Dans l'Inde on est de beaucoup moins heureux : le succès de l'expédition du Caboul (Voy. Annuaire 1840) a fait place cette année à bien des revers: les troupes anglaises ont, il est vrai, occupé les points fortifiés du pays; mais on s'est affaibli en se divisant, en se portant sur des endroits divers et longuement espacés. On avait de moins d'ailleurs que les indigènes, la connaissance des lieux, que les Afghans possédent parfaitement. Entre le roi détrôné (Dost Mohammed) et le roi de création anglaise shah Shoudja, la lutte ne tarda pas à s'établir; c'est-à-dire qu'elle recommença avec les Anglais qui devaient soutenir le roi qu'ils avaient fait. C'est aux environs de Caboul que se déclarèrent les hostilités : les forces anglaises étaient réparties, moitié dans la citadelle (Bala Hirar) et moitié dans un camp fortifié, à six milles de distance; le 21 novembre 1841, les Afghans, qui la veille avaient vainement tenté d'inonder le camp, se portent au nombre de dix mille sur les hauteurs qui avoisinent la citadelle. Les assiégés font une sortie; une horrible mêlée s'engage; de part et d'autre, perte considérable d'hommes; le combat se prolonge ainsi durant plusieurs jours et sur d'autres points; enfin, le manque de vivres pousse les Anglais de la citadelle à parlementer. Mais l'ennemi y met une condition désespérante: il faut que les Anglais évacuent le pays. Viennent des scènes de barbarie effroyable; le 25 décembre, sir William Mac-Naghten s'étant rendu avec quelques autres au camp des insurgés pour poser les bases d'une capitulation, l'infortuné parlementaire fut traitreusement tué d'un coup de pistolet; un des officiers qui l'accompagnaient, (le capitaine Trevor) ayant voulu venger ce guet-à-pens, éprouva aussitôt le même sort. Enfin, la retraite des troupes anglaises se fit le 5 janvier. En vertu du traité conclu à cet effet entre le major Pottinger et Akbar-Khan, fils de Dost Mo

hammed, auquel il était venu se joindre, en vertu de ce traité, disons-nous, il semblait que la retraite dût s'effectuer sans danger; mais il en arriva autrement au sortir des retranchements, les Anglais furent attaqués par les Afghans, c'est en vain que les premiers tentèrent de pousser au-delà du Courd-Caboul (à quelques milles de Caboul), leurs chefs, le général Elphinstone et le colonel Shelton, ayant été faits prisonniers, le reste se débanda, et tous tombèrent, un à un, au pouvoir d'un ennemi qui ne leur faisait aucun quartier. Ce fut une autre retraite de Russie; à peine resta-t-il trois cents hommes, (aujourd'hui prisonniers des Afghans) d'une armée de quinze mille hommes au moins.

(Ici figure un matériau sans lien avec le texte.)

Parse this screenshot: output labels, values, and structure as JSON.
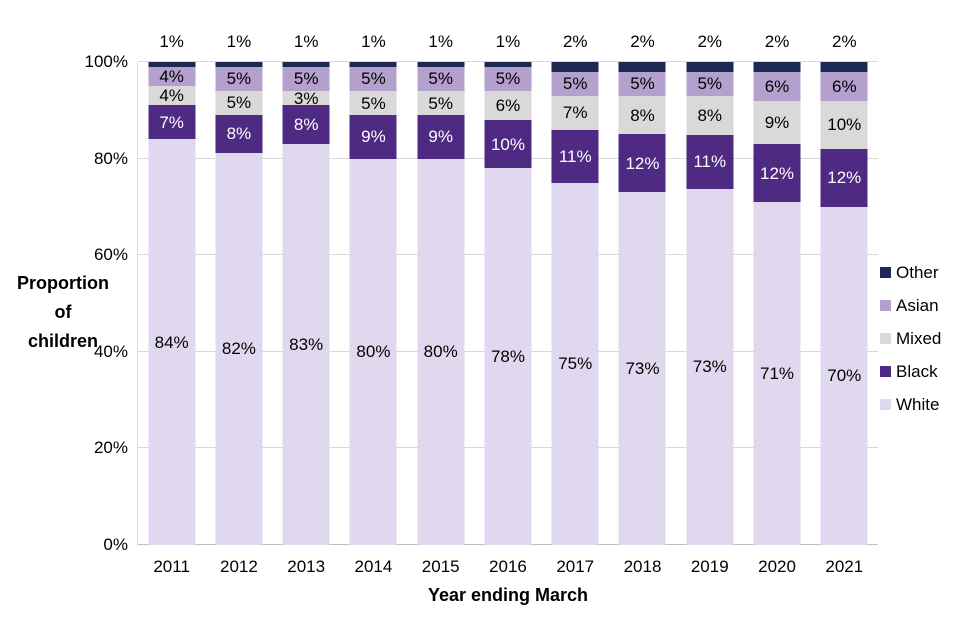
{
  "chart_data": {
    "type": "bar",
    "stacked": true,
    "percent_stacked": true,
    "title": "",
    "xlabel": "Year ending March",
    "ylabel": "Proportion of children",
    "ylabel_lines": [
      "Proportion",
      "of",
      "children"
    ],
    "categories": [
      "2011",
      "2012",
      "2013",
      "2014",
      "2015",
      "2016",
      "2017",
      "2018",
      "2019",
      "2020",
      "2021"
    ],
    "series": [
      {
        "name": "Other",
        "color": "#1C2955",
        "label_color": "#000000",
        "label_position": "above",
        "values": [
          1,
          1,
          1,
          1,
          1,
          1,
          2,
          2,
          2,
          2,
          2
        ]
      },
      {
        "name": "Asian",
        "color": "#B4A0CD",
        "label_color": "#000000",
        "label_position": "inside",
        "values": [
          4,
          5,
          5,
          5,
          5,
          5,
          5,
          5,
          5,
          6,
          6
        ]
      },
      {
        "name": "Mixed",
        "color": "#D9D9D9",
        "label_color": "#000000",
        "label_position": "inside",
        "values": [
          4,
          5,
          3,
          5,
          5,
          6,
          7,
          8,
          8,
          9,
          10
        ]
      },
      {
        "name": "Black",
        "color": "#4E2A82",
        "label_color": "#FFFFFF",
        "label_position": "inside",
        "values": [
          7,
          8,
          8,
          9,
          9,
          10,
          11,
          12,
          11,
          12,
          12
        ]
      },
      {
        "name": "White",
        "color": "#E0D8EE",
        "label_color": "#000000",
        "label_position": "inside",
        "values": [
          84,
          82,
          83,
          80,
          80,
          78,
          75,
          73,
          73,
          71,
          70
        ]
      }
    ],
    "y_ticks": [
      "0%",
      "20%",
      "40%",
      "60%",
      "80%",
      "100%"
    ],
    "ylim": [
      0,
      100
    ],
    "grid": true,
    "legend_position": "right",
    "legend": [
      "Other",
      "Asian",
      "Mixed",
      "Black",
      "White"
    ],
    "value_suffix": "%"
  },
  "colors": {
    "background": "#FFFFFF",
    "gridline": "#D9D9D9",
    "axis_line": "#BFBFBF",
    "text": "#000000"
  }
}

Après des résultats aussi désastreux, c'est à peine si l'on se sent le courage de mentionner les progrès du commerce anglais dans d'autres parages. On sait avec quelle persévérance il poursuit ses avantages dans l'Amérique du sud (voir cet article); et quelque jour nous aurons à mesurer l'espace que la politique anglaise y aura parcouru sous les yeux insouciants ou impuissants de peuples qui pourraient au moins tenter de lutter avec elle. Enfin, nous ne dirons rien qu'on ne sache déjà en ajoutant qu'elle n'est pas moins vigilante en Europe, essayant de faire graviter dans le cercle d'activité qu'elle parcourt, l'Espagne ainsi qu'elle a déjà fait pour le Portugal; mais nous avons dit les obstacles qu'elle rencontre dans le premier de ces deux pays.

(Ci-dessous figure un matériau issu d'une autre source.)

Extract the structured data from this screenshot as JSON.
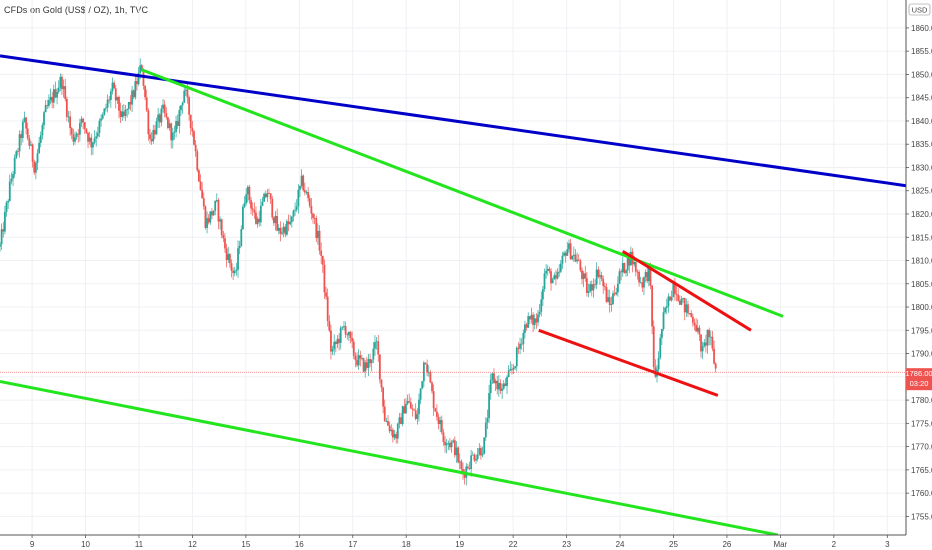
{
  "header": {
    "symbol_title": "CFDs on Gold (US$ / OZ), 1h, TVC"
  },
  "colors": {
    "bull": "#26a69a",
    "bear": "#ef5350",
    "blue_trend": "#0000c8",
    "green_trend": "#22e51e",
    "red_trend": "#ee1111",
    "price_label_bg": "#ef5350",
    "grid": "#eef0f4"
  },
  "chart_data": {
    "type": "candlestick",
    "title": "CFDs on Gold (US$ / OZ), 1h, TVC",
    "currency": "USD",
    "ylim": [
      1751,
      1866
    ],
    "y_ticks": [
      1755,
      1760,
      1765,
      1770,
      1775,
      1780,
      1785,
      1790,
      1795,
      1800,
      1805,
      1810,
      1815,
      1820,
      1825,
      1830,
      1835,
      1840,
      1845,
      1850,
      1855,
      1860
    ],
    "x_ticks": [
      {
        "label": "9",
        "x": 8.5
      },
      {
        "label": "10",
        "x": 9.5
      },
      {
        "label": "11",
        "x": 10.5
      },
      {
        "label": "12",
        "x": 11.5
      },
      {
        "label": "15",
        "x": 12.5
      },
      {
        "label": "16",
        "x": 13.5
      },
      {
        "label": "17",
        "x": 14.5
      },
      {
        "label": "18",
        "x": 15.5
      },
      {
        "label": "19",
        "x": 16.5
      },
      {
        "label": "22",
        "x": 17.5
      },
      {
        "label": "23",
        "x": 18.5
      },
      {
        "label": "24",
        "x": 19.5
      },
      {
        "label": "25",
        "x": 20.5
      },
      {
        "label": "26",
        "x": 21.5
      },
      {
        "label": "Mar",
        "x": 22.5
      },
      {
        "label": "2",
        "x": 23.5
      },
      {
        "label": "3",
        "x": 24.5
      }
    ],
    "xlim": [
      7.9,
      24.85
    ],
    "current_price": "1786.00",
    "countdown": "03:20",
    "price_path": [
      [
        7.9,
        1813
      ],
      [
        8.1,
        1827
      ],
      [
        8.35,
        1840
      ],
      [
        8.55,
        1830
      ],
      [
        8.75,
        1842
      ],
      [
        9.05,
        1849
      ],
      [
        9.25,
        1836
      ],
      [
        9.45,
        1840
      ],
      [
        9.6,
        1835
      ],
      [
        9.8,
        1840
      ],
      [
        10.0,
        1847
      ],
      [
        10.2,
        1840
      ],
      [
        10.4,
        1846
      ],
      [
        10.55,
        1852
      ],
      [
        10.7,
        1836
      ],
      [
        10.95,
        1842
      ],
      [
        11.15,
        1836
      ],
      [
        11.35,
        1847
      ],
      [
        11.5,
        1838
      ],
      [
        11.75,
        1818
      ],
      [
        11.95,
        1822
      ],
      [
        12.1,
        1813
      ],
      [
        12.3,
        1806
      ],
      [
        12.5,
        1826
      ],
      [
        12.7,
        1818
      ],
      [
        12.9,
        1825
      ],
      [
        13.1,
        1816
      ],
      [
        13.35,
        1818
      ],
      [
        13.55,
        1827
      ],
      [
        13.75,
        1820
      ],
      [
        13.9,
        1812
      ],
      [
        14.1,
        1790
      ],
      [
        14.35,
        1796
      ],
      [
        14.55,
        1789
      ],
      [
        14.75,
        1787
      ],
      [
        14.95,
        1792
      ],
      [
        15.1,
        1776
      ],
      [
        15.3,
        1772
      ],
      [
        15.5,
        1780
      ],
      [
        15.7,
        1776
      ],
      [
        15.85,
        1790
      ],
      [
        16.0,
        1780
      ],
      [
        16.2,
        1772
      ],
      [
        16.4,
        1770
      ],
      [
        16.55,
        1764
      ],
      [
        16.75,
        1768
      ],
      [
        16.95,
        1770
      ],
      [
        17.1,
        1785
      ],
      [
        17.3,
        1782
      ],
      [
        17.5,
        1787
      ],
      [
        17.75,
        1797
      ],
      [
        17.95,
        1797
      ],
      [
        18.1,
        1808
      ],
      [
        18.3,
        1805
      ],
      [
        18.5,
        1813
      ],
      [
        18.7,
        1810
      ],
      [
        18.9,
        1803
      ],
      [
        19.1,
        1808
      ],
      [
        19.3,
        1800
      ],
      [
        19.5,
        1807
      ],
      [
        19.7,
        1811
      ],
      [
        19.9,
        1805
      ],
      [
        20.05,
        1808
      ],
      [
        20.15,
        1783
      ],
      [
        20.3,
        1797
      ],
      [
        20.5,
        1805
      ],
      [
        20.7,
        1800
      ],
      [
        20.9,
        1797
      ],
      [
        21.05,
        1790
      ],
      [
        21.15,
        1795
      ],
      [
        21.3,
        1786
      ]
    ],
    "trendlines": [
      {
        "color": "blue",
        "points": [
          [
            7.9,
            1854
          ],
          [
            24.9,
            1826
          ]
        ]
      },
      {
        "color": "green",
        "points": [
          [
            10.55,
            1851
          ],
          [
            22.55,
            1798
          ]
        ]
      },
      {
        "color": "green",
        "points": [
          [
            7.9,
            1784
          ],
          [
            22.45,
            1751
          ]
        ]
      },
      {
        "color": "red",
        "points": [
          [
            19.55,
            1812
          ],
          [
            21.95,
            1795
          ]
        ]
      },
      {
        "color": "red",
        "points": [
          [
            17.98,
            1795
          ],
          [
            21.33,
            1781
          ]
        ]
      }
    ]
  }
}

Enfin, il nous reste, pour terminer ce chapitre de sa politique extérieure, à faire mention du traité de commerce avec les villes anséatiques, Lubeck, Brême et Hambourg (3 août). Ce traité, ratifié le 28 août, complète la convention de même nature conclue le 29 septembre 1835.

CHAPITRE XI.

Affaires intérieures. Simple aperçu.-Budget de la marine.— Budget de la guerre. Débat à ce sujet dans les communes. - Chapitres réunis du budget et présentation.-Déficit.-Nouveau plan du ministère. -Discours prononcé à cette occasion: M. Goulburn, M. Hume, lord Russell, lord Sandon sir Robert Peel. — Proposition Morpeth. — Objet de cette proposition.-Rejet.-Les céréales. — Motion Russell. - Contreproposition de lord Sandon. -Nouveaux débats: le chancelier. - Sir Robert-Peel.-Lord Palmerston.-Lord Russell.-Adoption de la proposition Sandon. --Importance de ce vote.-Résumé. — Motion de non confiance présentée par sir Robert Peel.-Adoption.-Prorogation et dissolution du parlement. - Élections nouvelles. Le parti tory l'emporte.— Ouverture du nouveau parlement par commission. - Discours prononcé à cette occasion.-Adresse de non confiance.-Démission du ministère whig. Formation d'un cabinet tory.-Nouvelles prorogations du parlement.

Les affaires intérieures furent plus nettement débattues et plus vigoureusement suivies dans le parlement que ne l'avaient été celles du dehors. Elles eurent aussi un résultat plus décisif, puisqu'elles amenèrent un changement d'administration et, partant, un changement de politique. Nous allons exposer succinctement les opérations de cette campagne parlementaire.

Nous devons néanmoins faire connaître d'abord les actes législatifs ou les motions secondaires qui précédèrent ou accompagnèrent cette importante péripétie. Le budget de la marine avait été présenté le 1er mars par M. O. Ferrall. L'année précédente le chiffre des bâtiments en service avait été de 239; en 1841 (1er janvier) on en trouvait 242. Ce n'était donc qu'une augmentation de 3 bâtiments, mais la dépense s'était accrue dans une plus forte proportion. Il avait failu compléter les cadres et accorder des rétributions plus con

sidérables. Le gouvernement demandait, au lieu de 37,165 hommes pour la marine, 43,000; ce qui élèverait la dépense de 766,000 livres sterling. Puis il y avait jusqu'en mars 1841 un déficit de 29,694 livres sterling.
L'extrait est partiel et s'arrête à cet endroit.